After I married that boyfriend and we moved into a shabby little apartment 3 miles down the road from her, I began doing my laundry at her house. (Hey, who’s going to turn down a free laundromat?) Inevitably, she took over the task. “I’ve got this. You go on home.”
“Why do you love doing the laundry so much?” I asked her, more than once.
“I don’t know. I like that I can start and finish it in one day. I love the smell. It’s my favorite thing to do around the house. It’s not like dusting. You dust, and everything’s dusty again.”
“But you wear clothes, and they get dirty again,” I pointed out.
She would give one of her famed, elaborate frowns. “It’s just different.”
I don’t know if you can inherit a laundry gene, but if you can, I have it. I like doing laundry, too. I like the sound of the washer washing. I like hanging things out to dry and pulling warm clothes from the dryer. I like everything neatly folded in everyone’s baskets. (Now if only they would put their clothes away instead of rooting through the basket!)

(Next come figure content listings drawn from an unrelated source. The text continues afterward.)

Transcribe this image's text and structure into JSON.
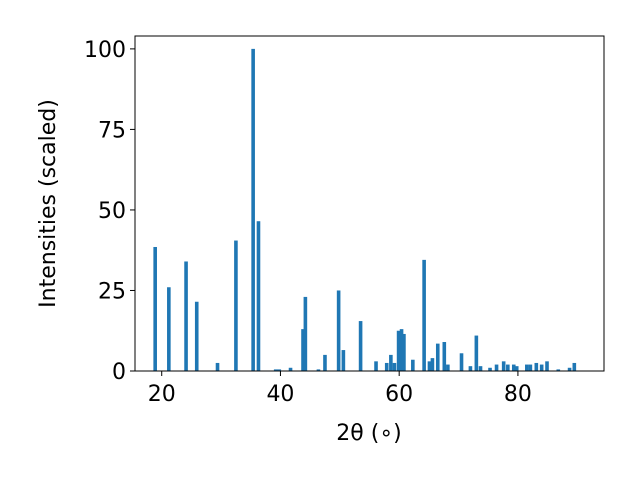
{
  "chart_data": {
    "type": "bar",
    "title": "",
    "xlabel": "2θ (∘)",
    "ylabel": "Intensities (scaled)",
    "xlim": [
      15.5,
      94.5
    ],
    "ylim": [
      0,
      104
    ],
    "xticks": [
      20,
      40,
      60,
      80
    ],
    "yticks": [
      0,
      25,
      50,
      75,
      100
    ],
    "grid": false,
    "bar_color": "#1f77b4",
    "series": [
      {
        "x": [
          18.9,
          21.2,
          24.1,
          25.9,
          29.4,
          32.5,
          35.4,
          36.3,
          39.2,
          39.8,
          41.7,
          43.8,
          44.2,
          46.4,
          47.5,
          49.8,
          50.6,
          53.5,
          56.1,
          57.9,
          58.6,
          59.2,
          59.9,
          60.4,
          60.8,
          62.3,
          64.2,
          65.1,
          65.6,
          66.5,
          67.6,
          68.2,
          70.5,
          72.0,
          73.0,
          73.7,
          75.3,
          76.4,
          77.6,
          78.3,
          79.3,
          79.8,
          81.5,
          82.1,
          83.1,
          84.0,
          84.9,
          86.8,
          88.7,
          89.5
        ],
        "y": [
          38.5,
          26.0,
          34.0,
          21.5,
          2.5,
          40.5,
          100.0,
          46.5,
          0.5,
          0.5,
          1.0,
          13.0,
          23.0,
          0.5,
          5.0,
          25.0,
          6.5,
          15.5,
          3.0,
          2.5,
          5.0,
          2.5,
          12.5,
          13.0,
          11.5,
          3.5,
          34.5,
          3.0,
          4.0,
          8.5,
          9.0,
          2.0,
          5.5,
          1.5,
          11.0,
          1.5,
          1.0,
          2.0,
          3.0,
          2.0,
          2.0,
          1.5,
          2.0,
          2.0,
          2.5,
          2.0,
          3.0,
          0.5,
          1.0,
          2.5
        ]
      }
    ]
  }
}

Many people hate doing the laundry. You might be one of them, in which case, you think I’m crazy. That’s probably true.
I start laundry almost every day. I always finish it the same day, even if it means staying up late. I like to know the washer is empty, the dryer is empty, and the hampers are empty. It’s a badge of motherly honor.
Do I like laundry because I’m a neat-freak? Because I’m psychologically disturbed? Because it reminds me of my mother? Perhaps it’s all of the above. I just like it.
Given, I have 25 wrinkly shirts to be ironed, but that’s another blog. I don’t like ironing nearly enough. You know, you wear something, and it just gets wrinkled again.